Thankfully, family history writes have numerous format options. I discussed many of them in the post What Family History Books Should You Create?

Stop blaming the sources. Instead, choose the format that fits your intended audience.

Details, Details, Details

Joseph Lucas, born 17 March 1837 in Beaumont, Jefferson, Republic of Texas; died 4 February 1846 in Liberty County, Texas, United States. His burial place is unknown.

How often have you read something like that and thought, that’s a great story?

When it comes to enjoyable family histories, people want to read something more than bare facts. Readers want to understand the family in the context of their world, their choices, and their family members.

For instance:

We can piece together the basic details that tell us what happens in an ancestor's life through school records, newspaper articles, passenger lists, census records, and more.

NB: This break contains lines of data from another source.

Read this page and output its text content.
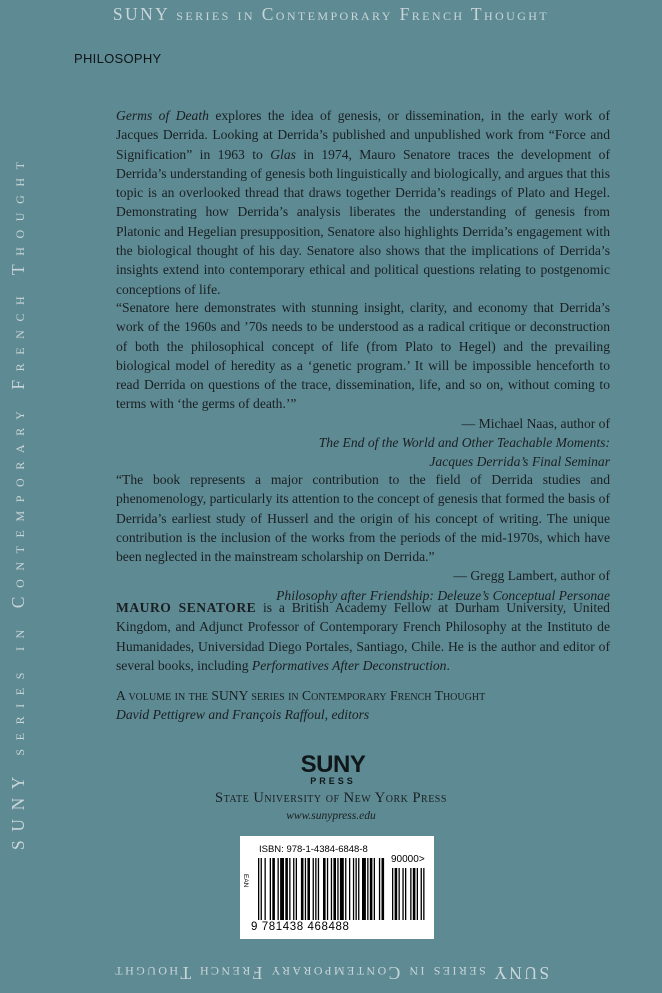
SUNY series in Contemporary French Thought
SUNY series in Contemporary French Thought
SUNY series in Contemporary French Thought
PHILOSOPHY
Germs of Death explores the idea of genesis, or dissemination, in the early work of Jacques Derrida. Looking at Derrida’s published and unpublished work from “Force and Signification” in 1963 to Glas in 1974, Mauro Senatore traces the development of Derrida’s understanding of genesis both linguistically and biologically, and argues that this topic is an overlooked thread that draws together Derrida’s readings of Plato and Hegel. Demonstrating how Derrida’s analysis liberates the understanding of genesis from Platonic and Hegelian presupposition, Senatore also highlights Derrida’s engagement with the biological thought of his day. Senatore also shows that the implications of Derrida’s insights extend into contemporary ethical and political questions relating to postgenomic conceptions of life.
“Senatore here demonstrates with stunning insight, clarity, and economy that Derrida’s work of the 1960s and ’70s needs to be understood as a radical critique or deconstruction of both the philosophical concept of life (from Plato to Hegel) and the prevailing biological model of heredity as a ‘genetic program.’ It will be impossible henceforth to read Derrida on questions of the trace, dissemination, life, and so on, without coming to terms with ‘the germs of death.’”
— Michael Naas, author of
The End of the World and Other Teachable Moments:
Jacques Derrida’s Final Seminar
“The book represents a major contribution to the field of Derrida studies and phenomenology, particularly its attention to the concept of genesis that formed the basis of Derrida’s earliest study of Husserl and the origin of his concept of writing. The unique contribution is the inclusion of the works from the periods of the mid-1970s, which have been neglected in the mainstream scholarship on Derrida.”
— Gregg Lambert, author of
Philosophy after Friendship: Deleuze’s Conceptual Personae
MAURO SENATORE is a British Academy Fellow at Durham University, United Kingdom, and Adjunct Professor of Contemporary French Philosophy at the Instituto de Humanidades, Universidad Diego Portales, Santiago, Chile. He is the author and editor of several books, including Performatives After Deconstruction.
A volume in the SUNY series in Contemporary French Thought
David Pettigrew and François Raffoul, editors
SUNY
PRESS
State University of New York Press
www.sunypress.edu
ISBN: 978-1-4384-6848-8
EAN
90000>
9 781438 468488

Let’s go back to Joseph’s story.

  • Notice that he was born in the Republic of Texas and died a year after Texas became a state. You can add historical context to his story to help us understand those changes.

  • Did you calculate his age at death? He’s about nine years old. How many siblings does he have at the time of his death who will grieve his loss? How old were his parents? How did he die?

  • Did you notice that his birthplace and death place are different? How far apart are these two locations? Did his family move there, or are they visiting?

  • He did in February. While Texas isn’t known for snow storms, February is cold, and winter often causes the spread of illnesses. Did weather or communicable diseases play a role in his death?

  • Also, what else happened to his family that year? Who else was born? Who married? Who died? Who moved away?

If we take time to answer these questions, we can turn two lines about a boy who died in Texas at the age of nine into several paragraphs. And I haven’t even added much more social history other than the fact that Texas became a state during Joseph’s lifetime.

If this is possible with such a short life, imagine what we can do with an ancestor who lived into their 60s. And you’ll also notice that the answers to each question will require sources to supply the answers.

Details make a story more enjoyable to read, so add them whenever possible.

For more tips on including details in your story, read Describing Your Ancestor's Physical Appearance and Adding Historical Context, or order my book A Recipe for Writing Family History.

Add the Citations

Going back to my client, with time, we worked through the process of deciding which format would meet her needs for approachable reading while being supported by references.

If you will turn your attention to how you will deliver and package your story rather than fighting sources, you will produce something that your intended audience will find enjoyable.